Op de een of andere manier lijkt één kwestie die Christiaan Keijzer zelf absoluut genoemd wil hebben tijdens dit interview, niet in dat rijtje te passen: de stagevergoeding voor coassistenten. Is dat nu zo’n belangrijk punt? ‘Ja, dat vind ik wel. Het is te gek voor woorden dat we dat niet voor elkaar krijgen. Het staat al jaren op de agenda, maar de werkgevers, vooral de ziekenhuizen, willen er niets van weten. Met de argumenten dat de co’s toch ook leren van hun stage, en dat ze later genoeg gaan verdienen. Maar daar gaat het niet om, het is een principekwestie: leerling-verpleegkundigen krijgen ook betaald tijdens hun stage, waarom coassistenten dan niet? Voor hen maakt die 250 euro in de maand wel degelijk wat uit, ze moeten hun kamerhuur opbrengen, en veel tijd voor een bijbaan is er niet. Terwijl zulke bedragen op de totale begroting van ziekenhuizen niets voorstellen. En ze doen veel werk. Kijk maar eens wat er gebeurt als ze er niet zijn, dan krijgen de specialisten het een stuk drukker. Als een co een goede anamnese afneemt, maakt dat mijn spreekuur een stuk efficiënter. Het is rechtsongelijkheid. En dan speelt mijn vakbondshart op.’ Hij hoopt nog tijdens zijn voorzitterschap de stagevergoeding geregeld te hebben, maar makkelijk zal dat niet zijn: ‘Principekwesties zijn veel moeilijker
dan een salarisverhoging van één of twee procent.’

Werkwijze op de schop
Keijzer is sinds juni voorzitter van de LAD, en is daarmee het gezicht van de organisatie die de belangen behartigt van de meer dan 16 duizend leden, van coassistent tot aios, van sociaal geneeskundige tot medisch specialist in dienstverband. Inwerken was niet nodig, hij maakte daarvoor al ruim vier jaar deel uit van het centraal bestuur en de laatste twee jaar van het dagelijks bestuur. Het centraal bestuur komt een aantal keer per jaar samen om te discussiëren over beleid. De voorstellen, begrotingen et cetera die daaruit voortkomen, worden aan de ledenvergadering voorgelegd, die een en ander meestal accordeert. Die werkwijze gaat op de schop: een grotere ledenraad gaat het centraal bestuur vervangen, en een driekoppig bestuur zal leiding geven aan de dagelijkse gang van zaken. Keijzer: ‘Het doel is dat de leden beter vertegenwoordigd worden, en dat de terugkoppeling naar de leden beter wordt. Niet spannend, wel belangrijk.’
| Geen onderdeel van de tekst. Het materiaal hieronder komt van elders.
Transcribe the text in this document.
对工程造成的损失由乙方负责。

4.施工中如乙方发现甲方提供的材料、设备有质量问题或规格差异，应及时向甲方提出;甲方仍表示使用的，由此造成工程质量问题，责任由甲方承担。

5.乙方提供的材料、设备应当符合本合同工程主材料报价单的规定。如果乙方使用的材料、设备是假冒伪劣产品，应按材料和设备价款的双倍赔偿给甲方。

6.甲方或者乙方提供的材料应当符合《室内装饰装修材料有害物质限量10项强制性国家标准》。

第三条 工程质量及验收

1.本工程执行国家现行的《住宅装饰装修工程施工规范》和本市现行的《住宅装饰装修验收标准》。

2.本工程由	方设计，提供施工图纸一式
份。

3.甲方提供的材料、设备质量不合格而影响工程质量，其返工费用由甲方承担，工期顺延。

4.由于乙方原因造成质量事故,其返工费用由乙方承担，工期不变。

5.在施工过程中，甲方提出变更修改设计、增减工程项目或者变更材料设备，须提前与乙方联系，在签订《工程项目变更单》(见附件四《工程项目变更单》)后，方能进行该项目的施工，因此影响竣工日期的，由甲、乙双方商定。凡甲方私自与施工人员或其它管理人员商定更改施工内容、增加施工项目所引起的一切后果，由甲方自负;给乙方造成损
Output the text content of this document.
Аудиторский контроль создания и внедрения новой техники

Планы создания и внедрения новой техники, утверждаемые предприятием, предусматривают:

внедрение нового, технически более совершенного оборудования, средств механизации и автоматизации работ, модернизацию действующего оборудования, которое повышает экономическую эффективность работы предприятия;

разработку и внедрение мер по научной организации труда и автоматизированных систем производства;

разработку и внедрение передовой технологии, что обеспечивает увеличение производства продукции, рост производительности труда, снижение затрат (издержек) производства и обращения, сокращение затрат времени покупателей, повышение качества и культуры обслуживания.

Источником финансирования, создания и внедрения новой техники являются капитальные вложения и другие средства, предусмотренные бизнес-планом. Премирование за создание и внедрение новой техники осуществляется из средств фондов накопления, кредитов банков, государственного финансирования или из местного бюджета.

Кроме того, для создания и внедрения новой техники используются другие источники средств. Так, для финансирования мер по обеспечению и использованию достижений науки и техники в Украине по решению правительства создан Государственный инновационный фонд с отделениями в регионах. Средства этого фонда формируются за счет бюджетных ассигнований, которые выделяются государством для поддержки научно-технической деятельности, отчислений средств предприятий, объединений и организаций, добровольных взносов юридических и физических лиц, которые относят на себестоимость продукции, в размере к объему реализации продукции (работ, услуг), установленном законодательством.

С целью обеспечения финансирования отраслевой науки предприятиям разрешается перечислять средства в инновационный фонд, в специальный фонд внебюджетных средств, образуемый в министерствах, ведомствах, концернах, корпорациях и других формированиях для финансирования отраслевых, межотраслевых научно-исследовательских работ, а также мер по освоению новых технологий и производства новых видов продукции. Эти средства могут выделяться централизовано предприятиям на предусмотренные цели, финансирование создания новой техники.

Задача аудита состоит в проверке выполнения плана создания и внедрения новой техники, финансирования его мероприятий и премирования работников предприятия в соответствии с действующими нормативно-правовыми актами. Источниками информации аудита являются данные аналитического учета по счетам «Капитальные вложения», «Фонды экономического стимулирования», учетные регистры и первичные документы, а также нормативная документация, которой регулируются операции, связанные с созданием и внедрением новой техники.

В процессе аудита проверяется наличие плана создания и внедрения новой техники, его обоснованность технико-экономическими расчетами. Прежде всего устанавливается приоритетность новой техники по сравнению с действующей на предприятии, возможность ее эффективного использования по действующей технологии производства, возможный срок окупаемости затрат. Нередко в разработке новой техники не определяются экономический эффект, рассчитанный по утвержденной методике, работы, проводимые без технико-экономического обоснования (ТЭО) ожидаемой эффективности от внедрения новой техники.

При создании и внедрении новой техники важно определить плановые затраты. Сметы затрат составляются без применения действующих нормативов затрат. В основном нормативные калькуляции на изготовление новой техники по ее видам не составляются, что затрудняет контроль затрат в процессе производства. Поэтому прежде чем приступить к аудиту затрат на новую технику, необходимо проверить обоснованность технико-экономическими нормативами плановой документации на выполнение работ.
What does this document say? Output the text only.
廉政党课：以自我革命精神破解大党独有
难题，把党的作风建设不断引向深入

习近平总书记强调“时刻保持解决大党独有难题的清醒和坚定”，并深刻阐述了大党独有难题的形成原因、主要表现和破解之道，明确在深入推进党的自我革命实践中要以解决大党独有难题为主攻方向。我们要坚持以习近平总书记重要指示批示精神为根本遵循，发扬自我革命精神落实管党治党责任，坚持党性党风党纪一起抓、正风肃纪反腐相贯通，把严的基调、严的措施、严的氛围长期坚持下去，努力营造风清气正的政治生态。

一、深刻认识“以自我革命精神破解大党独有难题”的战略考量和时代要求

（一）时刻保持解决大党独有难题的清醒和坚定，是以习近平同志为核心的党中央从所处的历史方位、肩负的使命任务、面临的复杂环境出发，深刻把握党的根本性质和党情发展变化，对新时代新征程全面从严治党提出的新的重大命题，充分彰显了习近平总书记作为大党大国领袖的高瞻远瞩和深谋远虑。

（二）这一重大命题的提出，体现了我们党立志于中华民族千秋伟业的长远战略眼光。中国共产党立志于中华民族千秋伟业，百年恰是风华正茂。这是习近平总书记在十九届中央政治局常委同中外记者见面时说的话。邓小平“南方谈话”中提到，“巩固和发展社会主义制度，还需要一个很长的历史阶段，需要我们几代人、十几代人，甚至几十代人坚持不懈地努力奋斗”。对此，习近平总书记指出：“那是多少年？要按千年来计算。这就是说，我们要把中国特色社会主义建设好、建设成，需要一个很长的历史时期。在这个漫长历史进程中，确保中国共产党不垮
Eenzelfde soort proces is gaande bij de KNMG, vertelt Keijzer: ‘Daar is de afgelopen jaren al veel veranderd, en dat is ook van belang. We moeten nu zorgen dat leden weten wat de rol van de KNMG is. Als we dat voor elkaar krijgen, helpt dat misschien ook bij het verhogen van de organisatiegraad, van het aantal dokters dat lid is.’ De toegevoegde waarde van de KNMG is groot, zegt Keijzer: ‘Op gebieden en zaken die vakoverstijgend zijn: ethiek, recht, opleiding en registratie, maar ook buitenlandbeleid én Medisch Contact, moeten we samenwerken. Op andere terreinen, zoals tarieven in de zorg, denk ik dat de partners juist zelf meer moeten doen, zo mogelijk met elkaar optrekkend. Wij werken bijvoorbeeld heel intensief samen met de Orde van Medisch Specialisten.’

Gezamenlijk belang
Dat klinkt logisch, maar was jaren geleden bijna vloeken in de kerk, zegt Keijzer: ‘Van oudsher bestreden we elkaar vaak, er zijn zelfs rechtszaken onderling gevoerd. De belangen waren destijds anders: wij vertegenwoordigden de mensen in dienstverband, de OMS vooral de vrijgevestigde specialisten. Maar dat is verschoven, inmiddels is het merendeel van de OMS-leden in dienstverband. Daarmee is ook een groter gezamenlijk belang ontstaan en is samenwerking logisch.’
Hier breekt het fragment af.